Entre a saúde e o preconceito: o problema da obesidade e do sobrepeso no Brasil
Enviada em 27/10/2019
No Romantismo nacionalista de José de Alencar ao Modernismo explícito de Jorge Amado, vê-se a literatura a serviço das causas sociais. Realmente, escritores como esses retrataram como a sociedade pode ser uma barra de ferro que aprisiona o indivíduo. Nesse viés, tal conjuntura é representada atualmente, na medida em que os problemas da obesidade e do sobrepeso são óticas efetivas para os brasileiros. Assim, é pertinente analisar as influências alimentares negativas das diversas mídias com a população e o aumento da precariedade da saúde dos brasileiros.

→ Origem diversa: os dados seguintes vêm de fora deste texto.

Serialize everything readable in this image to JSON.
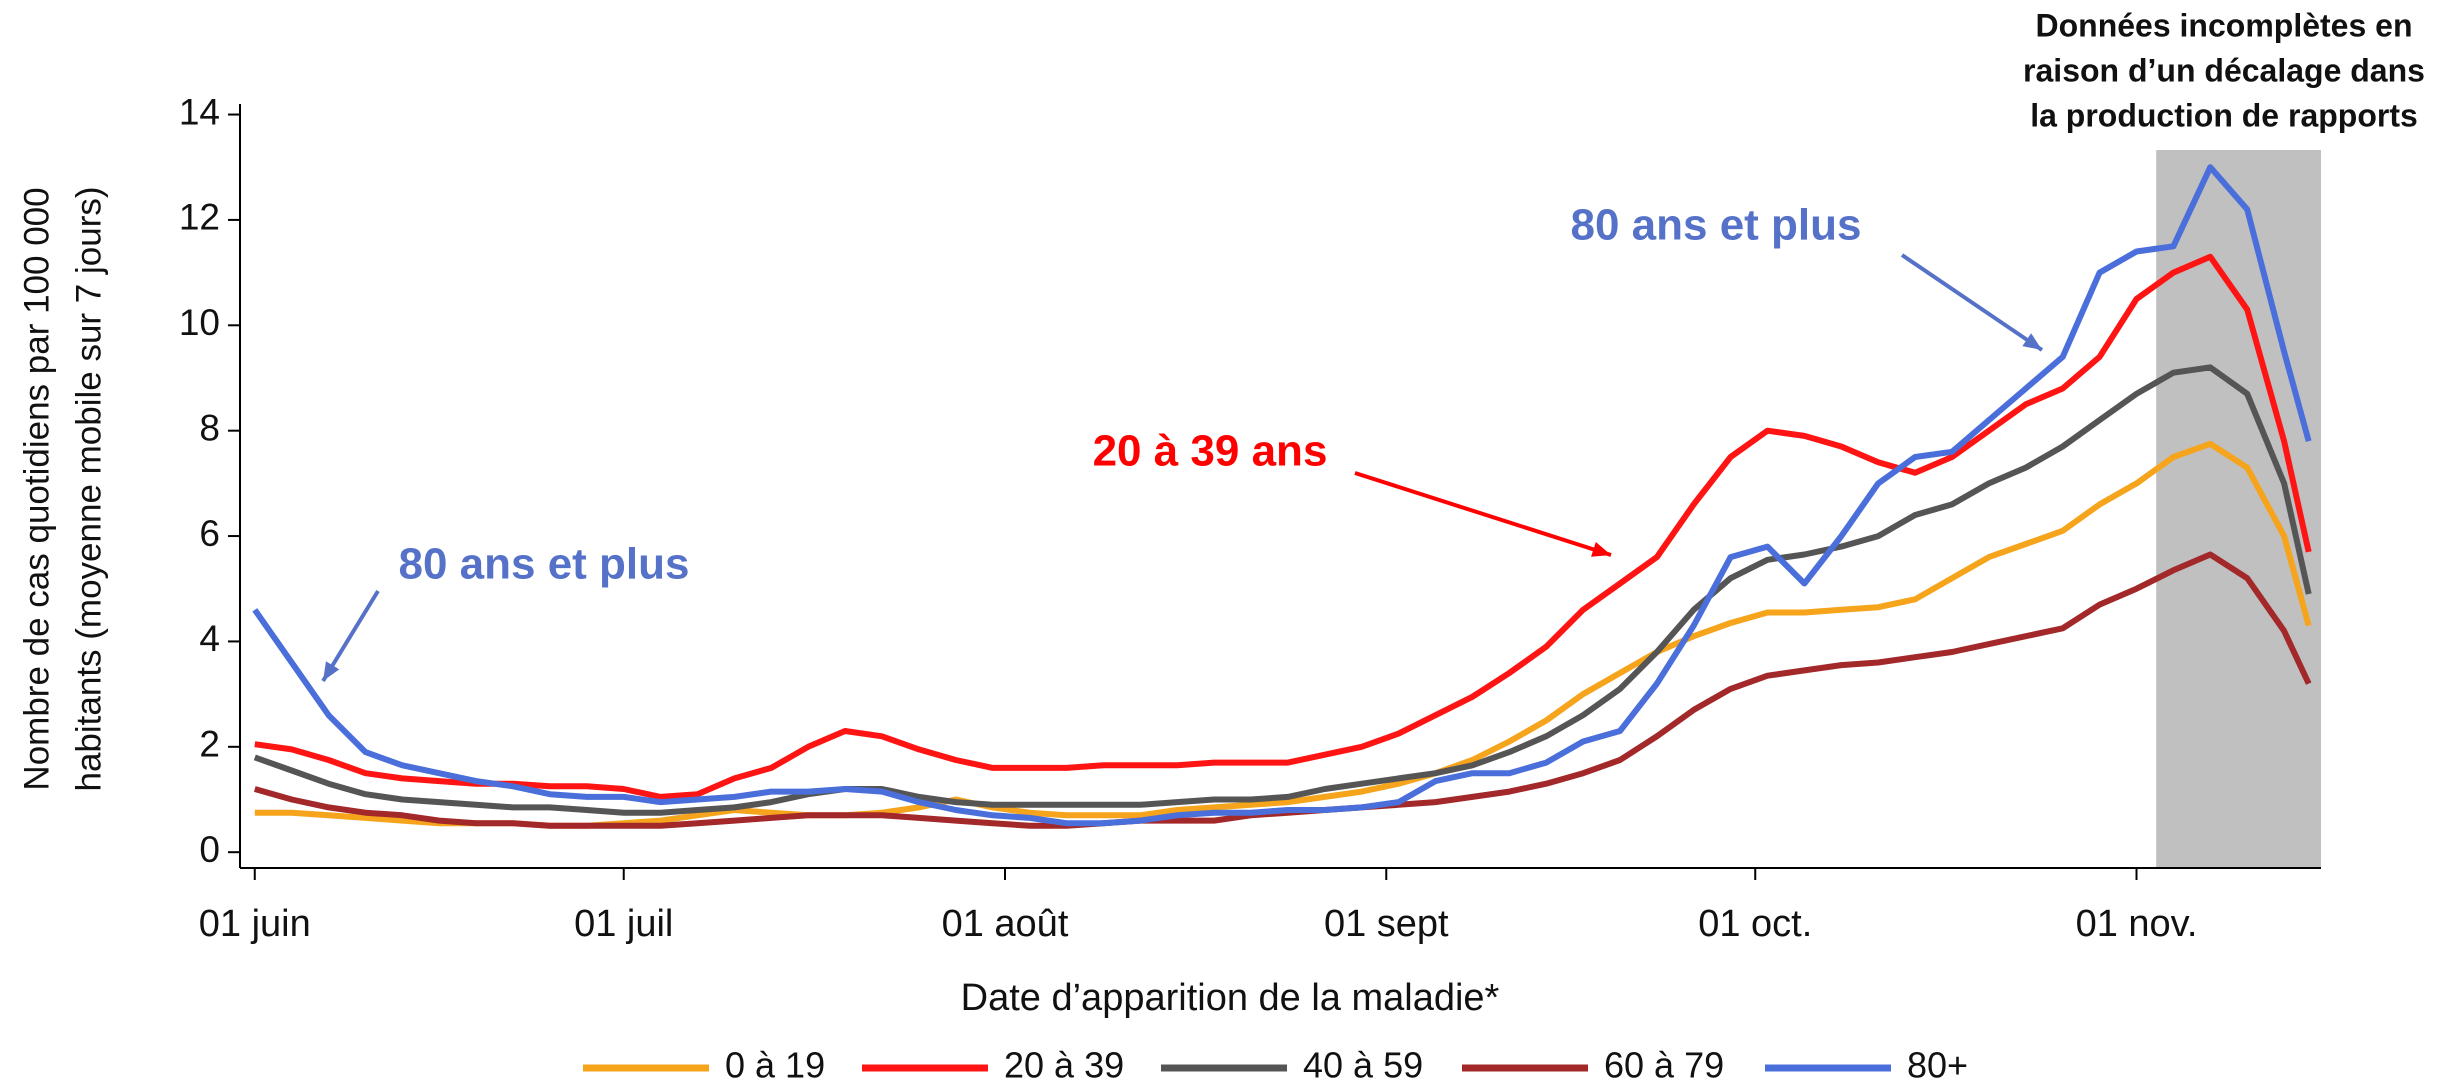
{
  "chart_data": {
    "type": "line",
    "x_label": "Date d’apparition de la maladie*",
    "y_label": [
      "Nombre de cas quotidiens par 100 000",
      "habitants (moyenne mobile sur 7 jours)"
    ],
    "x": [
      0,
      3,
      6,
      9,
      12,
      15,
      18,
      21,
      24,
      27,
      30,
      33,
      36,
      39,
      42,
      45,
      48,
      51,
      54,
      57,
      60,
      63,
      66,
      69,
      72,
      75,
      78,
      81,
      84,
      87,
      90,
      93,
      96,
      99,
      102,
      105,
      108,
      111,
      114,
      117,
      120,
      123,
      126,
      129,
      132,
      135,
      138,
      141,
      144,
      147,
      150,
      153,
      156,
      159,
      162,
      165,
      167
    ],
    "xlim": [
      -1.2,
      168
    ],
    "xticks": [
      {
        "value": 0,
        "label": "01 juin"
      },
      {
        "value": 30,
        "label": "01 juil"
      },
      {
        "value": 61,
        "label": "01 août"
      },
      {
        "value": 92,
        "label": "01 sept"
      },
      {
        "value": 122,
        "label": "01 oct."
      },
      {
        "value": 153,
        "label": "01 nov."
      }
    ],
    "ylim": [
      -0.3,
      14.2
    ],
    "yticks": [
      0,
      2,
      4,
      6,
      8,
      10,
      12,
      14
    ],
    "series": [
      {
        "name": "0 à 19",
        "color": "#f5a41c",
        "values": [
          0.75,
          0.75,
          0.7,
          0.65,
          0.6,
          0.55,
          0.55,
          0.55,
          0.5,
          0.5,
          0.55,
          0.6,
          0.7,
          0.8,
          0.75,
          0.7,
          0.7,
          0.75,
          0.85,
          1.0,
          0.85,
          0.75,
          0.7,
          0.7,
          0.7,
          0.8,
          0.85,
          0.9,
          0.95,
          1.05,
          1.15,
          1.3,
          1.5,
          1.75,
          2.1,
          2.5,
          3.0,
          3.4,
          3.8,
          4.1,
          4.35,
          4.55,
          4.55,
          4.6,
          4.65,
          4.8,
          5.2,
          5.6,
          5.85,
          6.1,
          6.6,
          7.0,
          7.5,
          7.75,
          7.3,
          6.0,
          4.3
        ]
      },
      {
        "name": "20 à 39",
        "color": "#ff1414",
        "values": [
          2.05,
          1.95,
          1.75,
          1.5,
          1.4,
          1.35,
          1.3,
          1.3,
          1.25,
          1.25,
          1.2,
          1.05,
          1.1,
          1.4,
          1.6,
          2.0,
          2.3,
          2.2,
          1.95,
          1.75,
          1.6,
          1.6,
          1.6,
          1.65,
          1.65,
          1.65,
          1.7,
          1.7,
          1.7,
          1.85,
          2.0,
          2.25,
          2.6,
          2.95,
          3.4,
          3.9,
          4.6,
          5.1,
          5.6,
          6.6,
          7.5,
          8.0,
          7.9,
          7.7,
          7.4,
          7.2,
          7.5,
          8.0,
          8.5,
          8.8,
          9.4,
          10.5,
          11.0,
          11.3,
          10.3,
          7.8,
          5.7
        ]
      },
      {
        "name": "40 à 59",
        "color": "#555555",
        "values": [
          1.8,
          1.55,
          1.3,
          1.1,
          1.0,
          0.95,
          0.9,
          0.85,
          0.85,
          0.8,
          0.75,
          0.75,
          0.8,
          0.85,
          0.95,
          1.1,
          1.2,
          1.2,
          1.05,
          0.95,
          0.9,
          0.9,
          0.9,
          0.9,
          0.9,
          0.95,
          1.0,
          1.0,
          1.05,
          1.2,
          1.3,
          1.4,
          1.5,
          1.65,
          1.9,
          2.2,
          2.6,
          3.1,
          3.8,
          4.6,
          5.2,
          5.55,
          5.65,
          5.8,
          6.0,
          6.4,
          6.6,
          7.0,
          7.3,
          7.7,
          8.2,
          8.7,
          9.1,
          9.2,
          8.7,
          7.0,
          4.9
        ]
      },
      {
        "name": "60 à 79",
        "color": "#a3282a",
        "values": [
          1.2,
          1.0,
          0.85,
          0.75,
          0.7,
          0.6,
          0.55,
          0.55,
          0.5,
          0.5,
          0.5,
          0.5,
          0.55,
          0.6,
          0.65,
          0.7,
          0.7,
          0.7,
          0.65,
          0.6,
          0.55,
          0.5,
          0.5,
          0.55,
          0.6,
          0.6,
          0.6,
          0.7,
          0.75,
          0.8,
          0.85,
          0.9,
          0.95,
          1.05,
          1.15,
          1.3,
          1.5,
          1.75,
          2.2,
          2.7,
          3.1,
          3.35,
          3.45,
          3.55,
          3.6,
          3.7,
          3.8,
          3.95,
          4.1,
          4.25,
          4.7,
          5.0,
          5.35,
          5.65,
          5.2,
          4.2,
          3.2
        ]
      },
      {
        "name": "80+",
        "color": "#4a6fdb",
        "values": [
          4.6,
          3.6,
          2.6,
          1.9,
          1.65,
          1.5,
          1.35,
          1.25,
          1.1,
          1.05,
          1.05,
          0.95,
          1.0,
          1.05,
          1.15,
          1.15,
          1.2,
          1.15,
          0.95,
          0.8,
          0.7,
          0.65,
          0.55,
          0.55,
          0.6,
          0.7,
          0.75,
          0.75,
          0.8,
          0.8,
          0.85,
          0.95,
          1.35,
          1.5,
          1.5,
          1.7,
          2.1,
          2.3,
          3.2,
          4.3,
          5.6,
          5.8,
          5.1,
          6.0,
          7.0,
          7.5,
          7.6,
          8.2,
          8.8,
          9.4,
          11.0,
          11.4,
          11.5,
          13.0,
          12.2,
          9.5,
          7.8
        ]
      }
    ],
    "annotations": [
      {
        "text": "80 ans et plus",
        "color": "#5572c8"
      },
      {
        "text": "20 à 39 ans",
        "color": "#ff0000"
      },
      {
        "text": "80 ans et plus",
        "color": "#5572c8"
      }
    ],
    "shaded_region": {
      "x": [
        154.6,
        168
      ],
      "label": [
        "Données incomplètes en",
        "raison d’un décalage dans",
        "la production de rapports"
      ],
      "color": "#c0c0c0"
    },
    "legend": "bottom"
  }
}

Em primeiro plano, é importante evidenciar uma forte manipulação midiática com os hábitos alimentares da população. No drama “Laranja Mecânica”, de Anthony Borges, o protagonista Alex é submetido a um processo de “redução” social de forma massiva, despótica e desprovida de um real ensino. Tal ação é exemplificada no Brasil atual, na maneira em que as mídias sociais e a televisão influenciam negativamente brasileiros com propagandas letradoras de hábitos não saudáveis, pressionam o indivíduo ao consumo de alimentos direcionados e expõem métodos de vidas tóxicos como saudáveis, por meio de imagens e vídeos. Nesse sentindo, são formas indivíduos influenciados por meios externos perigosos.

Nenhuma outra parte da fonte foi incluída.